Em maio passado, a DLA Piper apresentou uma série de recomendações ao Governo num relatório abrangente que também destaca críticas ao sistema de patrocinadores. E, pouco depois, as autoridades do Qatar anunciaram uma série de reformas, incluindo propostas de revisão ao “kafala”, assim como ao mecanismo de autorização de saída do país, além de prometerem abolir a lei que impede os trabalhadores migrantes de voltarem ao Qatar por um prazo de dois anos após terem terminado um contrato de trabalho.

Oportunidade perdida

Para a Amnistia Internacional, o anúncio destas reformas resultou numa oportunidade perdida, uma vez que estas não resolvem o problema que está no cerce das questões que contribuem para o abuso generalizado dos trabalhadores migrantes naquele país. E até mesmo aquelas muito limitadas propostas de reformas continuam por ser cumpridas.

Além disto, verifica-se que foram totalmente desadequadas as medidas tomadas pelo Governo para afastar os principais obstáculos com que os trabalhadores se deparam quanto tentam obter justiça, assim como para resolver as sérias preocupações que respeitam à saúde e à segurança dos trabalhadores do sector da construção.

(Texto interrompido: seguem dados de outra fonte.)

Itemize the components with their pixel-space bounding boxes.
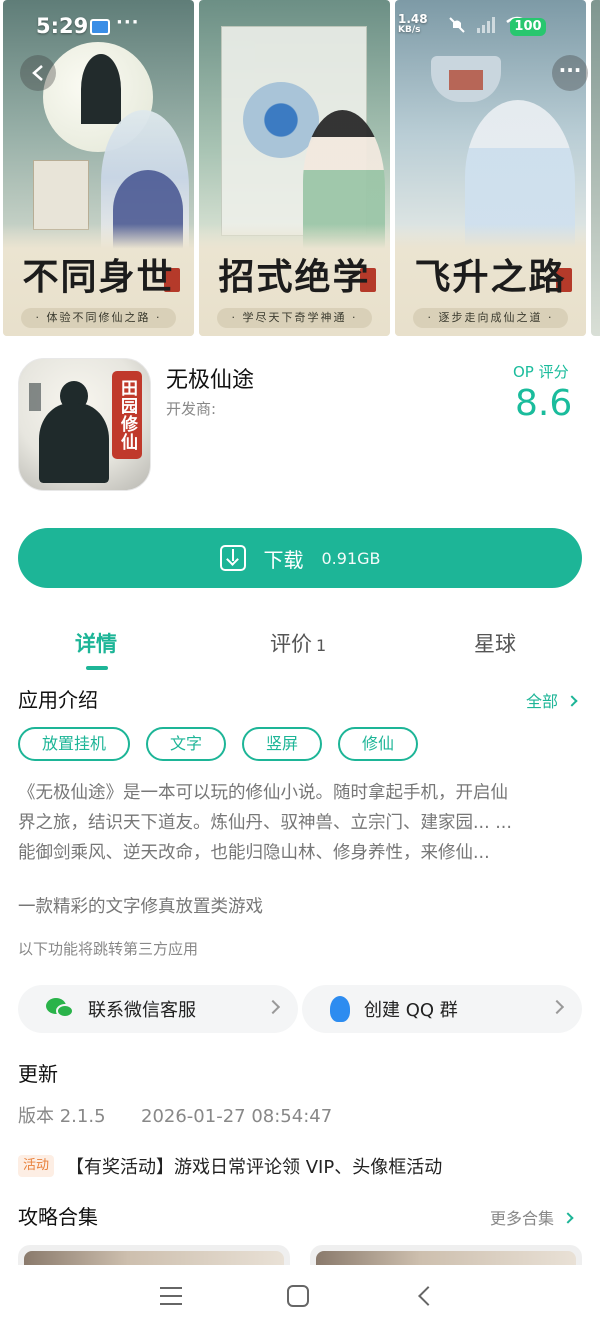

“Seis meses passaram e apenas uma mão cheia das muito limitadas medidas anunciadas em maio foram parcialmente postas em marcha. Na generalidade, os passos dados até agora foram lamentavelmente insuficientes”, avalia o responsável de Direitos dos Refugiados e Migrantes da Amnistia Internacional. “Ao não agir rapidamente para resolver as falhas e as lacunas que existem em direitos humanos, o Qatar arrisca-se seriamente a danificar a sua credibilidade e a ver o seu compromisso com os direitos humanos ser posto em causa”, remata o perito.

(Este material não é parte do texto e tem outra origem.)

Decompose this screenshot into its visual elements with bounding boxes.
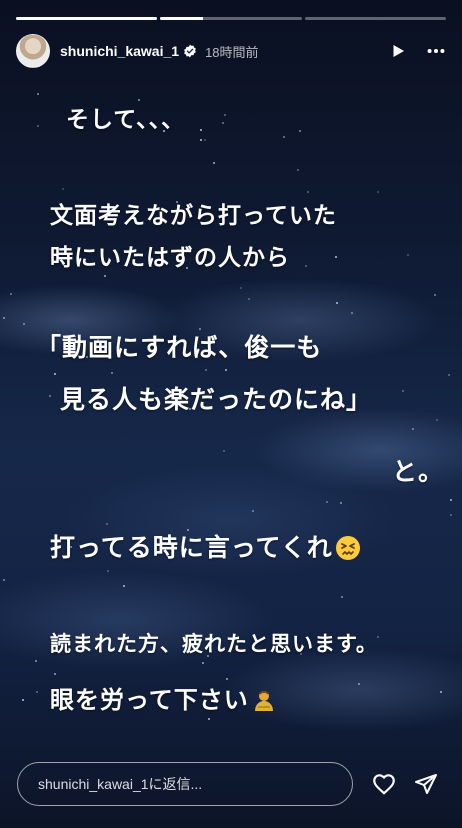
star (111, 372, 113, 374)
star (377, 191, 379, 193)
star (402, 390, 404, 392)
star (436, 419, 438, 421)
star (299, 130, 301, 132)
star (62, 188, 64, 190)
star (49, 395, 51, 397)
star (358, 683, 360, 685)
star (106, 523, 108, 525)
star (336, 302, 338, 304)
heart-icon[interactable] (370, 770, 398, 798)
post-time: 18時間前 (205, 44, 259, 60)
story-text: 打ってる時に言ってくれ (50, 533, 333, 562)
star (335, 256, 337, 258)
star (450, 514, 452, 516)
star (297, 169, 299, 171)
more-icon[interactable] (424, 39, 448, 63)
story-progress-bar (16, 17, 446, 20)
star (37, 125, 39, 127)
star (54, 373, 56, 375)
verified-badge-icon (183, 44, 197, 58)
star (240, 287, 242, 289)
star (326, 501, 328, 503)
confounded-face-icon (335, 535, 361, 561)
story-text-line: と。 (392, 457, 445, 486)
reply-input[interactable]: shunichi_kawai_1に返信... (17, 762, 353, 806)
progress-segment-current (160, 17, 302, 20)
star (123, 585, 125, 587)
star (200, 139, 202, 141)
star (222, 122, 224, 124)
star (225, 369, 227, 371)
avatar[interactable] (16, 34, 50, 68)
star (35, 660, 37, 662)
star (341, 596, 343, 598)
star (37, 93, 39, 95)
progress-segment (16, 17, 158, 20)
star (213, 162, 215, 164)
star (283, 136, 285, 138)
star (3, 579, 5, 581)
send-icon[interactable] (412, 770, 440, 798)
star (208, 718, 210, 720)
star (202, 662, 204, 664)
story-text-line: 読まれた方、疲れたと思います。 (50, 632, 378, 656)
username[interactable]: shunichi_kawai_1 (60, 43, 179, 59)
star (10, 293, 12, 295)
star (104, 275, 106, 277)
story-text-line-with-emoji: 打ってる時に言ってくれ (50, 528, 361, 564)
star (307, 191, 309, 193)
story-text-line: 時にいたはずの人から (50, 245, 290, 271)
star (305, 265, 307, 267)
story-text-line: 見る人も楽だったのにね」 (60, 385, 373, 414)
star (200, 129, 202, 131)
bowing-person-icon (251, 687, 277, 713)
star (248, 298, 250, 300)
progress-segment (304, 17, 446, 20)
star (36, 691, 38, 693)
star (205, 369, 207, 371)
story-text-line: そして、、、 (66, 107, 186, 133)
star (23, 323, 25, 325)
star (54, 673, 56, 675)
story-text: 眼を労って下さい (50, 686, 249, 714)
star (107, 570, 109, 572)
star (224, 114, 226, 116)
star (450, 499, 452, 501)
star (3, 317, 5, 319)
story-text-line: 文面考えながら打っていた (50, 203, 337, 229)
star (440, 691, 442, 693)
play-icon[interactable] (386, 39, 410, 63)
star (223, 450, 225, 452)
star (351, 312, 353, 314)
star (340, 502, 342, 504)
star (204, 139, 206, 141)
star (252, 510, 254, 512)
star (22, 699, 24, 701)
star (407, 254, 409, 256)
story-header: shunichi_kawai_1 18時間前 (16, 34, 448, 68)
star (448, 374, 450, 376)
star (412, 428, 414, 430)
story-text-line-with-emoji: 眼を労って下さい (50, 680, 277, 715)
story-text-line: 「動画にすれば、俊一も (36, 333, 323, 362)
star (434, 294, 436, 296)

A Amnistia Internacional insta as autoridades do Qatar a darem passos iniciais e concretos, como parte das reformas abrangentes necessárias para que o sistema de patrocinadores e as leis laborais respeitem as obrigações de direitos humanos do país. São eles:

  • abolir inequivocamente o mecanismo de autorização de saída do país,
  • lançar uma investigação independente às causas das mortes de trabalhadores migrantes,
  • reduzir os proibitivos custos judiciais dos processos em que trabalhadores demandam em tribunal os empregadores,
  • tornar públicos os nomes dos recrutadores de trabalho e empregadores que recorrem à exploração laboral,
  • alargar aos trabalhadores domésticos as garantias legais laborais que estão consagradas aos outros sectores.

A organização de direitos humanos vai continuar a monitorizar os passos dados pelo Qatar para resolver estes e outros assuntos ao longo dos próximos seis meses.